School of Informatics and Computing Menu

Sun Kim, PhD: Computational Methods for Making Genome Projects Affordable


The acquisition of genome sequence data is affordable because of recent advance in sequencing technology. However, analysis of genome data is not. To make genome projects affordable for individual research labs, it is important to develop computational tools that automate many steps of the genome project. In this talk, Kim Sun will present computational methods for two important steps in the genome project. The first step is solving the computational genome assembly validation problem. The most widely used strategy for genome sequencing is to determine sequences of randomly sampled, short DNA fragments and then use a computational tool to assemble longer genome sequences. The assembly process is complicated because of the repetitive sequences in the genome that often lead to the incorrect assembly of DNA fragments.  Validation of assembled contigs is quite difficult and often involves manual inspection of contigs. For years Dr. Sun’s group has been developing computational methods for assembly validation. In this talk, Dr. Sun presents their most recent work using a machine learning approach. The second step Dr. Sun will discuss concerns the validation of gene function annotation. Transferring the annotations of genes similar to a target gene is common practice and often results in incorrect annotations. Thus, manual inspection of annotations of “all” genes is required for a genome project, and this step usually takes from months to a year by a few scientists. To speed up the genome annotation process, we developed a novel scoring scheme for annotation quality, called the Annotation Confidence Score, using a genome comparison approach. The score is computed by combining sequence and textual annotation similarity using a modified version of a logistic curve. (Joint work with Justin Choi, Youngik Yang, Haixu Tang, and Don Gilbert.)

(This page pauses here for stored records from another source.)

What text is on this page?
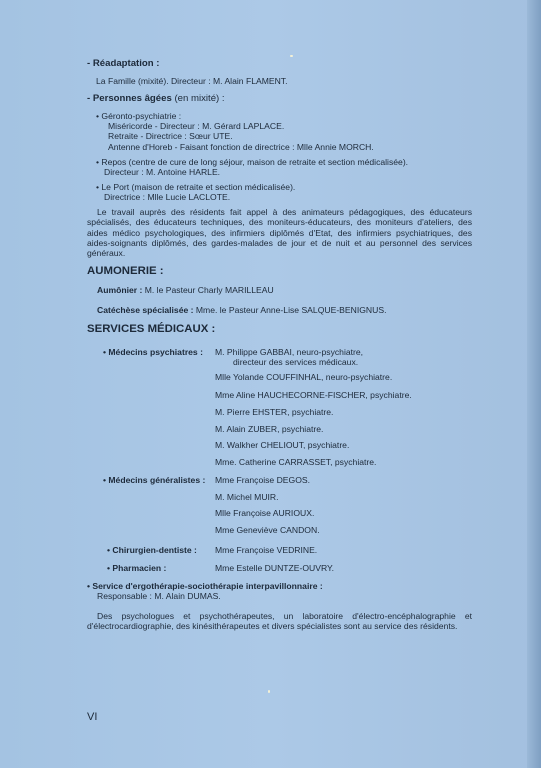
- Réadaptation :
La Famille (mixité). Directeur : M. Alain FLAMENT.
- Personnes âgées (en mixité) :
• Géronto-psychiatrie :
Miséricorde - Directeur : M. Gérard LAPLACE.
Retraite - Directrice : Sœur UTE.
Antenne d'Horeb - Faisant fonction de directrice : Mlle Annie MORCH.
• Repos (centre de cure de long séjour, maison de retraite et section médicalisée).
Directeur : M. Antoine HARLE.
• Le Port (maison de retraite et section médicalisée).
Directrice : Mlle Lucie LACLOTE.
Le travail auprès des résidents fait appel à des animateurs pédagogiques, des éducateurs spécialisés, des éducateurs techniques, des moniteurs-éducateurs, des moniteurs d'ateliers, des aides médico psychologiques, des infirmiers diplômés d'Etat, des infirmiers psychiatriques, des aides-soignants diplômés, des gardes-malades de jour et de nuit et au personnel des services généraux.
AUMONERIE :
Aumônier : M. le Pasteur Charly MARILLEAU
Catéchèse spécialisée : Mme. le Pasteur Anne-Lise SALQUE-BENIGNUS.
SERVICES MÉDICAUX :
• Médecins psychiatres : M. Philippe GABBAI, neuro-psychiatre,
directeur des services médicaux.
Mlle Yolande COUFFINHAL, neuro-psychiatre.
Mme Aline HAUCHECORNE-FISCHER, psychiatre.
M. Pierre EHSTER, psychiatre.
M. Alain ZUBER, psychiatre.
M. Walkher CHELIOUT, psychiatre.
Mme. Catherine CARRASSET, psychiatre.
• Médecins généralistes : Mme Françoise DEGOS.
M. Michel MUIR.
Mlle Françoise AURIOUX.
Mme Geneviève CANDON.
• Chirurgien-dentiste : Mme Françoise VEDRINE.
• Pharmacien :	Mme Estelle DUNTZE-OUVRY.
• Service d'ergothérapie-sociothérapie interpavillonnaire :
Responsable : M. Alain DUMAS.
Des psychologues et psychothérapeutes, un laboratoire d'électro-encéphalographie et d'électrocardiographie, des kinésithérapeutes et divers spécialistes sont au service des résidents.
VI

Sun Kim is Chair of Faculty Division C, Director of Center for Bioinformatics Research, an Associate Professor in School of Informatics and Computing; an Associated Faculty at Center for Genomics and Bioinformatics; and an Adjunct Associate Professor in the Medical Sciences Program at Indiana University, Bloomington. He also holds an international collaborating professorship of Bio and Brain Engineering and an adjunct professor of Computer Science at KAIST, Korea. Prior to joining Indiana University in 2001, he worked at DuPont Central Research as Senior Computer Scientist from 1998 to 2001, and at the University of Illinois at Urbana-Champaign from 1997 to 1998 as Director of Bioinformatics and Postdoctoral Fellow at the Biotechnology Center and a Visiting Assistant Professor of Animal Sciences.  Sun Kim is a recipient of Outstanding Junior Faculty Award at Indiana University in 2004, a US National Science Foundation CAREER Award DBI-0237901 from 2003 to 2008, an Achievement Award at DuPont Central Research in 2000, and a best poster award at the Beckman Institute Symposium on Bioinformatics, Structure, and Function, University of Illinois at Urbana-Champaign in 1997. He is actively contributing to the bioinformatics community, serving on the editorial board for journals including co-editor-in-chief for International Journal of Data Mining and Bioinformatics, serving as vice chair for education for the IEEE Computer Society Technical Committee on Bioinformatics. He has been co-organizing many scientific meetings including IEEE International Conference on Bioinformatics and Biomedicine (BIBM) 2008 as a program co-chair and 2009 as a conference co-chair. Sun Kim received a BS, MS, and Ph.D. in Computer Science from Seoul National University, Korea Advanced Institute of Science and Technology (KAIST), and the University of Iowa, respectively.